Not this time, big brother.
* * *
A few minutes after two o’clock, Tate Fuego pulled his motorcycle to a stop in the shelter of massive trees lining the gate that circled Joshua Bittman’s mansion. The building itself was a domed-top monstrosity of white stone, flanked by stretches of impeccably manicured lawns and a rectangular pond that reflected the building. A long driveway was empty except for a mint condition Mustang GT 350 and a black Mercedes.

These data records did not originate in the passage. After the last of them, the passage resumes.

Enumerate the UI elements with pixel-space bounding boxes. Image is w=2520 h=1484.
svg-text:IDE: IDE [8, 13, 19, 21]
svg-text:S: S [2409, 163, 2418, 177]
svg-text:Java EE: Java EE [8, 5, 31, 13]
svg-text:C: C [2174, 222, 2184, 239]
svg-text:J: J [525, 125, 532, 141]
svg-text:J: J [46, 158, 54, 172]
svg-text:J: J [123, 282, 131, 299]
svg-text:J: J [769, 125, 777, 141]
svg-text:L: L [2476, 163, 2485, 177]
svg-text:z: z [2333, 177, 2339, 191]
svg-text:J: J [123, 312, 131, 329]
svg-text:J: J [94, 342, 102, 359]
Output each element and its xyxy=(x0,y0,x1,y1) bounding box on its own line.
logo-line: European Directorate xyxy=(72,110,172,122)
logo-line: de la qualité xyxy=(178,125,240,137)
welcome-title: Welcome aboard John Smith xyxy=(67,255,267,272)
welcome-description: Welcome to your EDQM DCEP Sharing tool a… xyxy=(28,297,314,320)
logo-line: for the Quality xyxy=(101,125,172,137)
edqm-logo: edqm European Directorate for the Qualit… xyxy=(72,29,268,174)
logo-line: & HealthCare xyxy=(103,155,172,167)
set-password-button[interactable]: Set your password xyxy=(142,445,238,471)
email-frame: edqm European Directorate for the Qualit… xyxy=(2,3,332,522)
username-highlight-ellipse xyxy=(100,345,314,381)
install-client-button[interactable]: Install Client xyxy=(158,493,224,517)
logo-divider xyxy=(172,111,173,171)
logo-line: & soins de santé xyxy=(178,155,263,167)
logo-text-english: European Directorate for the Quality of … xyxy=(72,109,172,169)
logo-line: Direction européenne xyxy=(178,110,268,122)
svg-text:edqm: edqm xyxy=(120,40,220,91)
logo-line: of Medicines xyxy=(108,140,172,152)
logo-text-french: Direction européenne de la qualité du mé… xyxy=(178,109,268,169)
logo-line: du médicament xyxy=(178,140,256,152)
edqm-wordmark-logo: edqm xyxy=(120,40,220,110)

Tate saw no sign of his sister Maria’s car, though he knew she’d been a regular at Bittman’s place. Her phone call three days prior scared him. Her normally upbeat personality was gone, and the woman on the line sounded irrational and unsteady, though she would not tell him why. Then nothing. No response to his texts, and no one answering the door at her apartment. He ground his teeth. She shouldn’t have gotten involved with Bittman in the first place, and if he ever got a chance, he’d take Stephanie to task for introducing them.
The breeze teased ripples into the water of the pond, mirroring the discomfort in his own gut at the thought of Stephanie. Her dark eyes flashed in his memory, and he blinked away the pain. At the sound of an approaching engine, he rolled his bike farther back into the shadows. A van rumbled slowly by with American Pool Company printed on the exterior. When it pulled to a stop at the intercom, the driver, a stocky, crew-cut man with a face corrugated by wrinkles, leaned out to speak into the box.
“Pool service,” he heard the driver bark, with a Spanish accent.
Tate grabbed the handle to the rear doors of the van and eased it down, wondering if he would be caught. In a moment he was safely inside. The guy parked the van and headed for the pool with a water test kit. Tate slipped out the back and ran for the nearest side entrance. In a place this ritzy, he knew interior security cameras would pick him up quickly, but he didn’t need much time. One minute with Bittman, he thought grimly, was all he’d need.
He found himself in a gleaming kitchen, which was thankfully empty. The place was quiet, eerily so. Not one housekeeper in sight? No butlers or maids? Strangest of all, no burly security personnel barreling toward him.